Brodie smiled at him, aware that a smile from her wasn’t always a good thing; no matter how much she practised, it often looked more menacing than the sulky look she had perfected. ‘Hey, you’re Derry aren’t you? I’m Brodie. My friend Elaine told me about you, you remember Elaine don’t you?’
Derry nodded from behind the protective fan of his fingers.
‘Sorry if I scared you mate, but I reckon you scared me more. I thought I had a bunch of pissed up devil worshippers on my hands!’ She laughed at her own joke and hoped the humour would calm him down. ‘Anyway, what are you doing lurking around here?’

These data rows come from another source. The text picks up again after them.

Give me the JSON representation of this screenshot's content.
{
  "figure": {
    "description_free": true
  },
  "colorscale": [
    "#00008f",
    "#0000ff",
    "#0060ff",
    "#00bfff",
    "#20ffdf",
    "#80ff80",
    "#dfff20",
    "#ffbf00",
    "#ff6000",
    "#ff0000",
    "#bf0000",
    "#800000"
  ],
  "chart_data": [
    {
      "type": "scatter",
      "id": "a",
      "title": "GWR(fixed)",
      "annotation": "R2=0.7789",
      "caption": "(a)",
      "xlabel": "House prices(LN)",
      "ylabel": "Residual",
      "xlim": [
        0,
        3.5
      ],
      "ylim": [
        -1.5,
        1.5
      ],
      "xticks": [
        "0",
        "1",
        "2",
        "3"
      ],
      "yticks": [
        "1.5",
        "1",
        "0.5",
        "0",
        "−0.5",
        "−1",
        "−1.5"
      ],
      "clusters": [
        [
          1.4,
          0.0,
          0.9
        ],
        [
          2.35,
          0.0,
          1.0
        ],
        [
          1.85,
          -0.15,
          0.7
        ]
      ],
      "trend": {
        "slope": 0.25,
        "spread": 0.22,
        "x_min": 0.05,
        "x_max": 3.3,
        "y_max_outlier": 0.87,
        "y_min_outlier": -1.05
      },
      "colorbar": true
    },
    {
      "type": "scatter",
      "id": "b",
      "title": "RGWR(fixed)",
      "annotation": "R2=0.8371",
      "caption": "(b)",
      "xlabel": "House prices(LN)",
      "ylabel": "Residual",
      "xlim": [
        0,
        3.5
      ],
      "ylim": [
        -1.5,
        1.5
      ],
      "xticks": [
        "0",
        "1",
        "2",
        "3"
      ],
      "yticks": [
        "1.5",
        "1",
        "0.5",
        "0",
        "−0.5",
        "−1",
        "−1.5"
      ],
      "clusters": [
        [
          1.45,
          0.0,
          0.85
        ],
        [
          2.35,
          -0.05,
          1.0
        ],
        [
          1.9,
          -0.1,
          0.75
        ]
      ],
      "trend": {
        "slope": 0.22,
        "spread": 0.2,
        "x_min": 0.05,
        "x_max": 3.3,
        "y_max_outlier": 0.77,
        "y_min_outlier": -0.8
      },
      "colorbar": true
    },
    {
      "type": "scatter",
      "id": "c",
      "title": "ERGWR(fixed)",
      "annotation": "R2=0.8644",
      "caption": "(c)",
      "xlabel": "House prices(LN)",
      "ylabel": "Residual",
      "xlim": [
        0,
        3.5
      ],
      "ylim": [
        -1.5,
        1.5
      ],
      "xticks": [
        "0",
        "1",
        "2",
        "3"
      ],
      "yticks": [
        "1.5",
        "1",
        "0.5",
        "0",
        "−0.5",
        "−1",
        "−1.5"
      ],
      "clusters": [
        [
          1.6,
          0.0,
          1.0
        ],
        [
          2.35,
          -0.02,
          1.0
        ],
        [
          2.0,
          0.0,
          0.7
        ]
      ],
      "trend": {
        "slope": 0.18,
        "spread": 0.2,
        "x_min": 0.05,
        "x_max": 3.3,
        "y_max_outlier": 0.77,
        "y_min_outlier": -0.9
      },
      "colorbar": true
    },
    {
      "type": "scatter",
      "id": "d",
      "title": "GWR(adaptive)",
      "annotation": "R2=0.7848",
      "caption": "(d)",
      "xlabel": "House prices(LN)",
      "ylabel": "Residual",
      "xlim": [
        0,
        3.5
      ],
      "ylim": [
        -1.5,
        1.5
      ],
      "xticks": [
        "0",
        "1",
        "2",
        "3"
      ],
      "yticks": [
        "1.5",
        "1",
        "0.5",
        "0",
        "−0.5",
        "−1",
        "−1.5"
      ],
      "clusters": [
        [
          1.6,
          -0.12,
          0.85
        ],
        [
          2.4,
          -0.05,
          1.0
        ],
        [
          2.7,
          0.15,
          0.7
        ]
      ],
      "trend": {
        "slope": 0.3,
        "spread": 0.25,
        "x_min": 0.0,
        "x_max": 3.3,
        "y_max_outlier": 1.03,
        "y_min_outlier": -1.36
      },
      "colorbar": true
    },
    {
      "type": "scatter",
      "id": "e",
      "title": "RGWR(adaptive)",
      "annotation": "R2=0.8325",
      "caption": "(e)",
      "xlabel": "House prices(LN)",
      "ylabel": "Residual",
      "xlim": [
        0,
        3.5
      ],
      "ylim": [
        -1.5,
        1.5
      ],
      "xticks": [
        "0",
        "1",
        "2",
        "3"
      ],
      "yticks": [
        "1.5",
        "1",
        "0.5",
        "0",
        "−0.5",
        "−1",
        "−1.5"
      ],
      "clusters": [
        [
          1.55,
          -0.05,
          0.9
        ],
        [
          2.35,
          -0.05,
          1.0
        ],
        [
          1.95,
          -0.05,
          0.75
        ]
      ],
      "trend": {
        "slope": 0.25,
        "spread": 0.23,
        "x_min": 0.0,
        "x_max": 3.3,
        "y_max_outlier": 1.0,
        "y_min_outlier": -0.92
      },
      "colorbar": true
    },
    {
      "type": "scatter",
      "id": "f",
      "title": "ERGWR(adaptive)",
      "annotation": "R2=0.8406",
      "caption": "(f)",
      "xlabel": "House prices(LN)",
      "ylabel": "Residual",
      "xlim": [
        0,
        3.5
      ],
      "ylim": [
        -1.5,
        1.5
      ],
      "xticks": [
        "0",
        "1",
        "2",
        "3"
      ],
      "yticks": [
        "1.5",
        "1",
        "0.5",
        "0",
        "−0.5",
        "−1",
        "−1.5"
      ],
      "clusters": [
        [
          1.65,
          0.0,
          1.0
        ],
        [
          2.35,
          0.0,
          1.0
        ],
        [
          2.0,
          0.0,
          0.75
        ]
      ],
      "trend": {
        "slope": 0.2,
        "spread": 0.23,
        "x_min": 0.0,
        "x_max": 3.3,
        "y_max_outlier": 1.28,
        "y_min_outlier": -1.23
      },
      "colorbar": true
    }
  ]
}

Finally he pulled his hands away from his face and scrabbled on the ground behind him grasping at something and dangling it in front of her by its ears. ‘R-r-rr-r-r-abits.’ he stuttered, waving at the woods that lay beyond the chapel.
Brodie felt a wave of revulsion as the poor dead thing dangled in front of her; she tried hard not to pull a face as she said. ‘Cool. You going to have that for your tea?’
Derry gave her a vigorous nod.
‘Lovely, sooner you than me mate, I prefer a burger myself,’ she quipped.
Derry grinned and gave out a snort of laughter. He started to rummage inside his coat, pulling something out which was lost to Brodie’s view, concealed as it was within in his big hand. ‘F-f-f-f-fffor you.’ He threw the object.
Brodie saw something small and grey come hurtling towards her. On instinct she scuffled back, expecting to be confronted by something else that was small, furry and dead.
At her feet lay a grubby child’s toy. She picked it up and turned it in her hands, recognition and horror dawning as she examined the little furry dog. It was filthy, rimed with age and it was missing one of its glass eyes. ‘Where did you get this, Derry?’ Her voice came out in a tentative whisper as the thing she held in her hands inserted its significance into her mind.